Is it because of compute throughput? No, because going from 1280x720 to 1280x1080 is a 1D filter and actually takes less compute resources than the 2D filter you need to shrink the lines to 960 width, too.
(bilinear interpolation: 3 vector MACs per output pixel; linear interpolation: 1 vector MAC per output pixel)

Is it because of memory bandwidth? Possibly, maybe ... not really. Writing 60 times 960x1080 pixels, assuming 4 bytes per pixel (which might be off by one), consumes 250MB/s of memory bandwidth. Do it in 1280x1080 and it takes 33% more, 332MB/s. Both are drops in the bucket of 19.2GB/s of GDDR bandwidth. You have to be teetering very close to the edge of acceptable performance to get pushed over by this incremental 82MB/s use of bandwidth, and even if it happens, all you get is a torn frame every once in a while, which may not be desirable, but won't make you fail QA.

So again, why not 1280x1080? Because it uses more memory.

Memory budgets are very hard lines. If all memory is already spent and accounted for, you can't push it another 1%. There's nothing left to use. There's no "we'll do it a frame later" if you require more space, as opposed to a search for more computation which is always a possibility and can be made to work, if a frame later.
 
I understood that the render is made at 960x1080, which I think is simpler than rendering at 720p and then software scaling to that resolution (Assuming some resolution independent HUD rendering).
 
yes this is my understanding also.

If your ps3 is set to forced 1080I or 1080P some titles will render at 960x1080 and then hw scale it to 1920x1080p.

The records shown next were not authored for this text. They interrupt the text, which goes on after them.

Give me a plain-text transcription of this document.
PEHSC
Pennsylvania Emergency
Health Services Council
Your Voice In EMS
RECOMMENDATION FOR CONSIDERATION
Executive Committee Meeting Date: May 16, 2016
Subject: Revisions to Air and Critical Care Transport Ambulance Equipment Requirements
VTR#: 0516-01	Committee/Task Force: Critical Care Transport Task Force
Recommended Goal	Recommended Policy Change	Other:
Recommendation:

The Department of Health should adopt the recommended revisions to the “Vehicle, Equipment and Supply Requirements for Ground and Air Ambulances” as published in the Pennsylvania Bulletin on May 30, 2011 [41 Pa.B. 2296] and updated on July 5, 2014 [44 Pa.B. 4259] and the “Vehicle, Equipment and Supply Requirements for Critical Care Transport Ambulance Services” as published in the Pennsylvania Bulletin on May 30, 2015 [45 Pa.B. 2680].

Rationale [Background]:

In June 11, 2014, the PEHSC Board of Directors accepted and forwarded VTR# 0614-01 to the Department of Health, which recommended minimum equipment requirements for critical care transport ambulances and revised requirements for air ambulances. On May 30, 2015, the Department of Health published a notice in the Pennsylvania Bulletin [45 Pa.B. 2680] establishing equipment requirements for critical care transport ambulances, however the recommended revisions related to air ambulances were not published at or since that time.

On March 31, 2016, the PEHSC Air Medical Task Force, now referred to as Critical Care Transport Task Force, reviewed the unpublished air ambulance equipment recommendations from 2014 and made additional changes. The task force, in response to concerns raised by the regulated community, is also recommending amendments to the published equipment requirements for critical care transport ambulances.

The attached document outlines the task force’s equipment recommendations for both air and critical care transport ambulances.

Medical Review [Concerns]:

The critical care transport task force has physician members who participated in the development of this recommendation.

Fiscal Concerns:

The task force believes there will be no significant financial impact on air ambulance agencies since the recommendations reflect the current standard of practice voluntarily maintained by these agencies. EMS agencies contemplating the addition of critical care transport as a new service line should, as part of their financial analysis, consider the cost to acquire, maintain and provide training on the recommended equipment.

If your ps3 is set to 720P,1080I or 1080P it's up to the developer to choose output resolution.
 
I get the feeling we're talking about different steps of the pipeline.

#1: render; done at full 720p, i.e. 1280x720
#2: software scaling to 960x1080
#3: hardware scaling to 1920x1080
There is no steps #1 and #2, because the PS3 games render at 960x1080 natively.

So there is only step #3: "hardware scaling 960x1080 to 1920x1080."
 
There is no steps #1 and #2, because the PS3 games render at 960x1080 natively.

So there is only step #3: "hardware scaling 960x1080 to 1920x1080."

So what you're saying is that Ghostbusters was rendered at 960x1080 and then downsampled to it's ridiculously low resolution? :p

I'm with Rolf N here that devs will render to whatever suits their game most. And that there are some cases where a game will probably be scaled from 720p.